I recently built out a read only JSON API with a Google spreadsheet as the back end data source.
Why do such a thing? I didn’t need to modify the back end, but wanted to make the data available to other software. The people who maintain this data are very comfortable using Google spreadsheets. While I could have written a custom CRUD app, this didn’t seem like a good use of time when Google spreadsheets had served us well in the past.
How did I do this? I first of all created a sanitized spreadsheet, using importrange and regexreplace. This level of indirection assures me that if the source data changes, I can adjust fairly easily. If the user managing the spreadsheet wants to rearrange columns, I can adjust my sanitized spreadsheet easily.
Then I created a Google apps script and used doGet to respond to requests and the spreadsheet service to retrieve the data. The content service lets you serve JSON with the appropriate mime type. I used qunit for Google apps script (invaluable when you are working in the loosely typed javascript world and relying on cloud resources). I also worked with the parameters to build the querying needed for our application.
Then, in order to make it look like a normal API call, I fronted the script with Varnish and did some regsub magic in my VCL file (as well as some light authentication).
This approach has the benefit of keeping everything in Google’s cloud, and allowing you to access the spreadsheet data easily.
This approach has significant limitations, however.
- Google apps scripts calls are slow, especially when accessing spreadsheet data. Using the cache service can help.
- You cannot return anything other than a 200 response code. None of the other response codes are available.
- The actual content is served after a redirect, so caching it at the Varnish level is difficult (though possible), and clients must be able to follow redirects.

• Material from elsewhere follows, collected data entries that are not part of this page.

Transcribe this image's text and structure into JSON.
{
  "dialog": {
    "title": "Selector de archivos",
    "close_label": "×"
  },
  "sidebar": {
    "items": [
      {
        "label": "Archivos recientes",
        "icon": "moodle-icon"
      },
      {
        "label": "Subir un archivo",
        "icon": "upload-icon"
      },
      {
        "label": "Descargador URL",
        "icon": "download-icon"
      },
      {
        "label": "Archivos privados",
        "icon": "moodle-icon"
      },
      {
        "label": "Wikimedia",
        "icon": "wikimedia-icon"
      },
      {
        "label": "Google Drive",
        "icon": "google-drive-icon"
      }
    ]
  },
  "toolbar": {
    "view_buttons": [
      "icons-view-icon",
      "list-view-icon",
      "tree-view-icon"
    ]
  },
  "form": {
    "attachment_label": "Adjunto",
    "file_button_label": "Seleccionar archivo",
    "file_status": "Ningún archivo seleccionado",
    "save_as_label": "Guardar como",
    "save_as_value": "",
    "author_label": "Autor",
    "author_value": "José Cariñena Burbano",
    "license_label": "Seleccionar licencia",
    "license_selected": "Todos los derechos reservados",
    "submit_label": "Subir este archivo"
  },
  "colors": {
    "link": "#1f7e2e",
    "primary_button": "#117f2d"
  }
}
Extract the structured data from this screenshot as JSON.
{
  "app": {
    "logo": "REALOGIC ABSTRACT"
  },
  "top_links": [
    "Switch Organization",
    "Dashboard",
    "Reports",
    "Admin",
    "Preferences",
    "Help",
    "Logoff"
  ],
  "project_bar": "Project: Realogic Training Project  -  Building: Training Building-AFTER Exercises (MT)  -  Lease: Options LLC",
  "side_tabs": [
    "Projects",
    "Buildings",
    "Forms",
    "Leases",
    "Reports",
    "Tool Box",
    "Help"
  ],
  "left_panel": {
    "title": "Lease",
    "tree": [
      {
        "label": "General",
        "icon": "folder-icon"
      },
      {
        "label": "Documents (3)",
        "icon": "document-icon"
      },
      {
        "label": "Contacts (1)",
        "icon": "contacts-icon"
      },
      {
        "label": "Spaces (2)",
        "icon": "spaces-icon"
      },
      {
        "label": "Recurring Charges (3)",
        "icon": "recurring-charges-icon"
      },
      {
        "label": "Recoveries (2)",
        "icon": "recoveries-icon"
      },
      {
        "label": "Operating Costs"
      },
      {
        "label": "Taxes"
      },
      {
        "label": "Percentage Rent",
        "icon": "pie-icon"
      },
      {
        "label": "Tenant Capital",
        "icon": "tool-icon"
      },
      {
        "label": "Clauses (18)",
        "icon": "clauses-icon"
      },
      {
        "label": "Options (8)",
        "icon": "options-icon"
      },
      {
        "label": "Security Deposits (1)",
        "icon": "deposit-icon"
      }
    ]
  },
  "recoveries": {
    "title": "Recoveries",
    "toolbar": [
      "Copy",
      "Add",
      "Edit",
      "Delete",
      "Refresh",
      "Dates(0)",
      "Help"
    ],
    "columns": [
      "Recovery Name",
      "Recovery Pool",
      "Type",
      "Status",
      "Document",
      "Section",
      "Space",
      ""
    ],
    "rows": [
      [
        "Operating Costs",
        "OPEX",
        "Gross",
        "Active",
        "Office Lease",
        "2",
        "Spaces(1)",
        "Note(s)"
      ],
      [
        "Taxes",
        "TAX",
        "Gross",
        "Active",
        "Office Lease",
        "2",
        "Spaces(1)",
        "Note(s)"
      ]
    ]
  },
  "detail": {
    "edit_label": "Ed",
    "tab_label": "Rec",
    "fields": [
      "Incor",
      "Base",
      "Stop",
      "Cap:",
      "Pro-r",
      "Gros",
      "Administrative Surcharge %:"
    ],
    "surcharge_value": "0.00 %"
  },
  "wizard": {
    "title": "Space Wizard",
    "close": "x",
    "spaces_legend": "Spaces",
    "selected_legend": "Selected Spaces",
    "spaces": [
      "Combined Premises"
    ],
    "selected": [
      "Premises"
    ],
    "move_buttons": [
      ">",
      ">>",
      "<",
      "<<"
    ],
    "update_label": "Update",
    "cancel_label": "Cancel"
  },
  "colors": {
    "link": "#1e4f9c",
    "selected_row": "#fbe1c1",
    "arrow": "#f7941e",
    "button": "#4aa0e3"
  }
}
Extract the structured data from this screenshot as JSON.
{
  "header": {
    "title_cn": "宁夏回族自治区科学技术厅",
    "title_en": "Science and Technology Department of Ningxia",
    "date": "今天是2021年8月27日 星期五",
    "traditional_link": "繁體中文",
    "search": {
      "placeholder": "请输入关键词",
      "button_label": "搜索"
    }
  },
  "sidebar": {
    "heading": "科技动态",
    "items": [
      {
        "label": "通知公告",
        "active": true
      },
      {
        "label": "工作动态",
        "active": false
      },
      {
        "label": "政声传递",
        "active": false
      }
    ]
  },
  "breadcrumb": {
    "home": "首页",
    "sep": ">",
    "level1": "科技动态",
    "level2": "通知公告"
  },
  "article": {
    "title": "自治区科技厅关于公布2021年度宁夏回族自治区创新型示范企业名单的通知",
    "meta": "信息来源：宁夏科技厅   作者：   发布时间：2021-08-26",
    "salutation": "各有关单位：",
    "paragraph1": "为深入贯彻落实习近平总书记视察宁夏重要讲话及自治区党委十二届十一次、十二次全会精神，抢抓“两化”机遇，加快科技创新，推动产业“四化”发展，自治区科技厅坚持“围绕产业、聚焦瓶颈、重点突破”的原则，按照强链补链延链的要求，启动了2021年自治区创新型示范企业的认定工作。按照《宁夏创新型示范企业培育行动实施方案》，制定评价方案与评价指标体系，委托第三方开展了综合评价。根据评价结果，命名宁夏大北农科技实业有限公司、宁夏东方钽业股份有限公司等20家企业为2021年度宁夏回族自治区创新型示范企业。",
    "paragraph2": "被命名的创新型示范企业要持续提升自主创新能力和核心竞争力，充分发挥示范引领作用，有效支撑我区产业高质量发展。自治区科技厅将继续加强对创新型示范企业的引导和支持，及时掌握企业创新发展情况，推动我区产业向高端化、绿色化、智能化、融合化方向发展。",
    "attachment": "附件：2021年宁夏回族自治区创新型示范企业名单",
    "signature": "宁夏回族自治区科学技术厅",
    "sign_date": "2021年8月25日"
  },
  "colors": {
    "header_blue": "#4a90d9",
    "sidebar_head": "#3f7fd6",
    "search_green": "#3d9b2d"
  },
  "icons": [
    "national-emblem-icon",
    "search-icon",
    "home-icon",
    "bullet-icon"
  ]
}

- Google changes the ip of the server running the script. This is not such a big problem, unless your version of Varnish only takes IP addresses in the VCL file, not hostnames. Like ours.
Was this a good idea? Well, it let me build out the API relatively quickly without affecting the users managing the data or finding any other place to put it. But we’ll probably move away from this due to the limitations listed above. One we’ve found particularly painful is the IP address switching, which usually only shows up in our automated testing.
We’ll probably start pushing the data daily (it doesn’t change all that often) to a local JDBC database using the JDBC service and use either RestSQL or DropWizard to generate an API for it. (RestSQL is quicker, but DropWizard lets us maintain format compatibility.)